Lương Sơn (Mươ̒ng: Xa̭ Lương Xơn, Kinh: Xã Lương Sơn) is a commune of Phú Thọ province in the Northern Midlands and Mountains region of Vietnam created in 2025.

==History==
On April 17, 2025, to meet the urgent needs of the Policy to Arrange and Merge Administrative Units by the Government of Vietnam, the Hòa Bình Provincial People's Committee have promoted an extraordinary conference. The result of the conference was a Resolution on the dissolution of all rural-district level administrative units in the whole province, followed by another Resolution on the merging of communes and the establishment of new communes with their new names.

According to the political document officially published for the media, Lương Sơn township (Thi̭ chấn Lương Xơn, thị trấn Lương Sơn) was also dissolved. Its entire area and demography have been merged with the same ones of :
- A part of former Cao Sơn.
- Four former communes Hòa Sơn, Lâm Sơn, Nhuận Trạch, and Tân Vinh.

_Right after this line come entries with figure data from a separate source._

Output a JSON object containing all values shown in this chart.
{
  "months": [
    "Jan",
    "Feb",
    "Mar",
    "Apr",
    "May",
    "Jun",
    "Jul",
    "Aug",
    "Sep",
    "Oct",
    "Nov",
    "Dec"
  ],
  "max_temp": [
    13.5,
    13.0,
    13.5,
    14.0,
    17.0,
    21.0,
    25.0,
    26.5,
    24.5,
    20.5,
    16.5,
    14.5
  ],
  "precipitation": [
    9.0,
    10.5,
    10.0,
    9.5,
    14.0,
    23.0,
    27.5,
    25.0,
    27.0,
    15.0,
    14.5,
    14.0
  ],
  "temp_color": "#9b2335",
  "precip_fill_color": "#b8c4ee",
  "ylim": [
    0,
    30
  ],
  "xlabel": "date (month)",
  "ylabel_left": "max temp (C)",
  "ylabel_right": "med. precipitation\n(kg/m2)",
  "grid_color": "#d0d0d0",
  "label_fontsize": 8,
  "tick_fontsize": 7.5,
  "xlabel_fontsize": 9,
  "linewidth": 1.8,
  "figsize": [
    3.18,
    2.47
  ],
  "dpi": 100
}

This new administrative unit is called as Lương Sơn commune (xa̭ Lương Xơn, xã Lương Sơn), what inherits most of the cultural and historical heritage of the former rural-district level. Lương Sơn commune is directly under the management of new Phú Thọ province. (Note: It includes the entire area and population of three provinces Hòa Bình, old-Phú Thọ and Vĩnh Phúc.)